#FirstDraft60 Day 4 — Choosing How to Track and Organize Your Story’s Timeline and Structure
If you’ve worked through the assignments for the last few days, your Story Bible should be mostly set up and ready to go. Today, we’re going to add two additional, important sections to it.
One of the things we’re going to work on in Days 21–30 is the development of your story and structuring it to help give you momentum and security as you write (security that you know where your story is going and what you’re supposed to be writing when you sit down every day to do it).
As you can see, I intend to use the Seven Beat structure for planning my story (working title: The Linguistics of Love—I’m not happy with it, but until I know more about the plot and themes of the story, that’s what I’m sticking with). Obviously, I haven’t filled anything in yet—because we’re not at that part of the process yet!
You don’t have to decide yet what structure you’re going to use in order to create this section of your Story Bible, but if you’ve never tried pre-planning/pre-plotting or if you haven’t yet settled on one that you like, it’s a good time to start researching the different options for outlining/structuring your story.
Assignment 1: Create a section in your Story Bible for your story outline and synopsis (we’ll be working on both later this month).
Your Story’s Timeline
Way back when I was editing fiction, it didn’t take me long to get to the point at which I could easily differentiate between an author who had actively tracked her timeline as she wrote/revised and one who hadn’t. As readers, often times this becomes clear, too—because it doesn’t seem like things are happening in a logical flow of time.
You don’t want that to happen to your story!
Tracking your story’s timeline is as easy as can be, and there are multitudes of options for how to do it, from the simple to the complex. Probably the most simple is to use the Calendar template in Word and print out calendars for the number of weeks/months your book covers (if it covers years, I’d suggest year-at-a-glace calendars, not weekly or monthly . . . that would be a lot of wasted paper).
Or if you don’t want to print them, set up a new calendar online or on the computer using Google or Outlook. Or just track it as a text timeline in Excel or Word or OneNote along with the rest of your notes.
This is the calendar layout I used for the Matchmakers trilogy. Because I knew from the beginning that Caylor and Flannery would have their own books, I needed to track what was going on with them during Zarah’s book. And it was helpful to have something easily at hand to be able to refer back to when I was working on Books 2 and 3 instead of having to search through the previous manuscript(s) to figure out how long it had been since something happened. Not only do I have a summary of events that happen in the book (whether on page or not), I also included holidays, regular events in the characters’ lives (for example, if Caylor or Flannery had a regular event or meeting on a certain day or evening, I put it on the calendar even during the timeline for Zarah’s book—after all, they’re best friends and spend a lot of time together, so I needed to know when they could plan stuff together and when they couldn’t).

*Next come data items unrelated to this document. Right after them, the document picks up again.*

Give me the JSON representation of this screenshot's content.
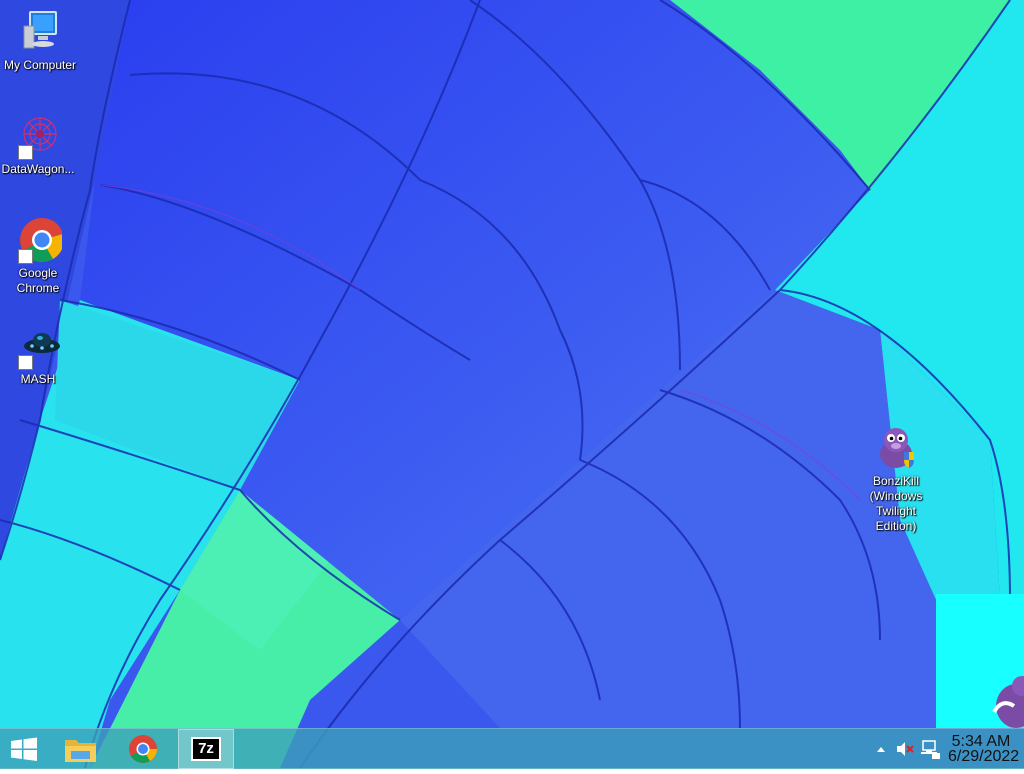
{
  "desktop": {
    "icons": [
      {
        "label": "My Computer"
      },
      {
        "label": "DataWagon..."
      },
      {
        "label": "Google Chrome"
      },
      {
        "label": "MASH"
      },
      {
        "label": "BonziKill (Windows Twilight Edition)"
      }
    ]
  },
  "taskbar": {
    "start_icon": "windows-logo-icon",
    "pinned": [
      {
        "name": "file-explorer",
        "icon": "folder-icon"
      },
      {
        "name": "google-chrome",
        "icon": "chrome-icon"
      },
      {
        "name": "7-zip",
        "icon": "7zip-icon",
        "label": "7z"
      }
    ],
    "tray": {
      "time": "5:34 AM",
      "date": "6/29/2022",
      "icons": [
        "chevron-up-icon",
        "volume-muted-icon",
        "network-icon"
      ]
    }
  },
  "colors": {
    "taskbar": "#3ca0b9",
    "panel_blue": "#3c5cf0",
    "panel_cyan": "#22e8ee",
    "panel_green": "#3ef0a0"
  }
}
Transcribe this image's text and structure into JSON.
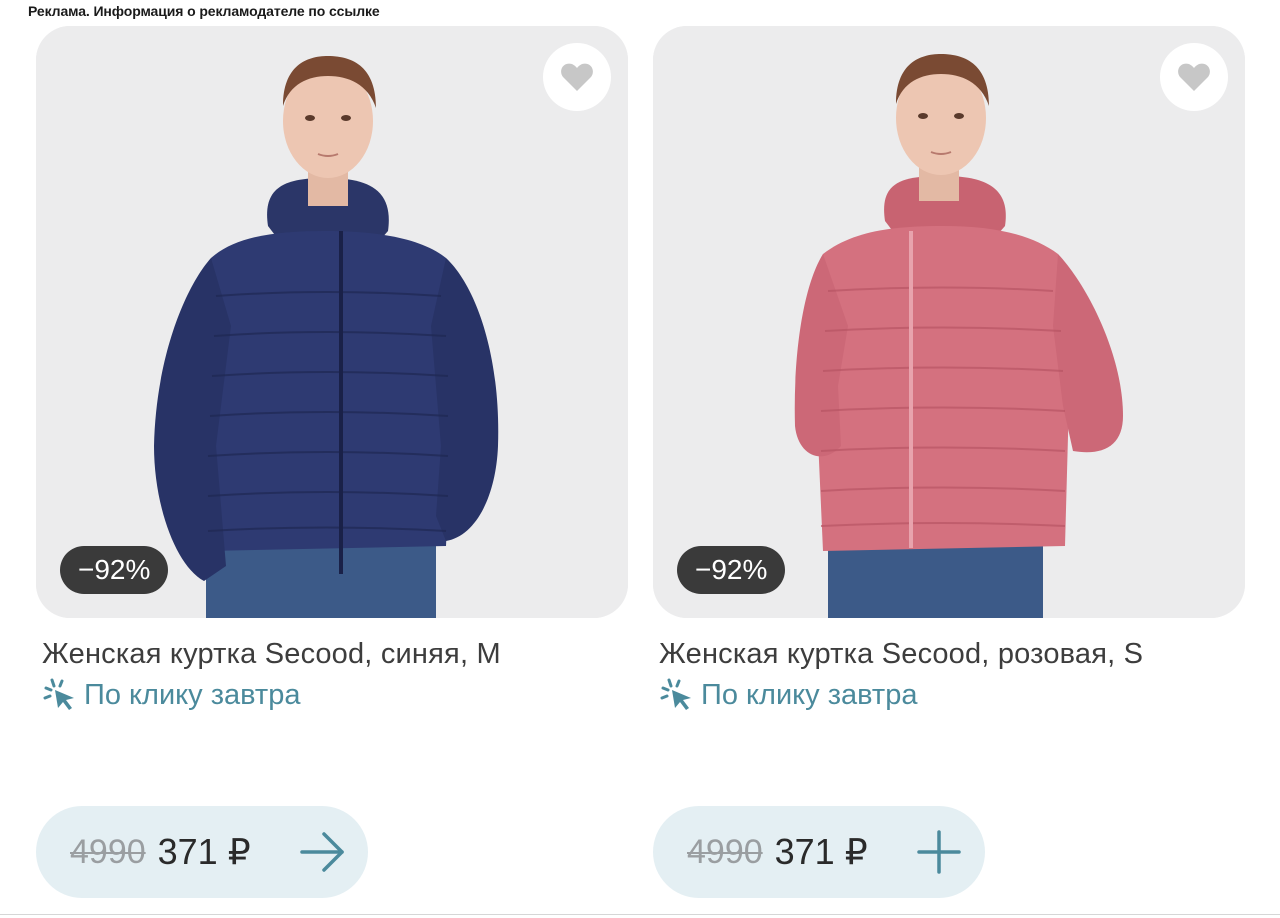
{
  "ad_notice": "Реклама. Информация о рекламодателе по ссылке",
  "colors": {
    "accent": "#4b8a9c",
    "badge_bg": "#3a3a3a",
    "pill_bg": "#e4eff3",
    "photo_bg": "#ececed",
    "jacket_left": "#2e3a72",
    "jacket_right": "#d4717f"
  },
  "products": [
    {
      "title": "Женская куртка Secood, синяя, M",
      "discount": "−92%",
      "delivery_icon": "sparkle-cursor-icon",
      "delivery": "По клику завтра",
      "old_price": "4990",
      "price": "371 ₽",
      "action_icon": "arrow-right-icon",
      "favorite_icon": "heart-icon"
    },
    {
      "title": "Женская куртка Secood, розовая, S",
      "discount": "−92%",
      "delivery_icon": "sparkle-cursor-icon",
      "delivery": "По клику завтра",
      "old_price": "4990",
      "price": "371 ₽",
      "action_icon": "plus-icon",
      "favorite_icon": "heart-icon"
    }
  ]
}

Unlike some of the other parts of the Story Bible which will get updated sporadically throughout the writing and revision process, the calendar is something I use almost every time I write. In this one, for the Matchmakers, in addition to the summaries of events, I put the chapter numbers on the dates when they occur as well, for quick at-a-glance referencing. That way, if I needed to go find exactly what I wrote about a specific event, I could look at the calendar and then go straight to that chapter instead of having to search through each chapter file.
OneNote, for all that I love it, isn’t quite as functional for calendering (yes, I just made that into a verb) as Word is, so I will probably use the calendar template in Word again. In fact, I really like this one from the Matchmakers. Hold on, I’m going to go do a Save As . . . and then clear it out for LoL. (Ha! Yes, I’m slow and just now noticed that the acronym for Linguistics of Love is LoL. Hopefully that will happen while people read it, too!)
If the calendar idea doesn’t work for you, Google “create a story timeline”—there are bunches of ideas out there of how other writers have had success tracking their story timelines.
Assignment 2: Create or find a calendar/timeline format to use to track the timeline of events for your story. And don’t forget to check in with your progress!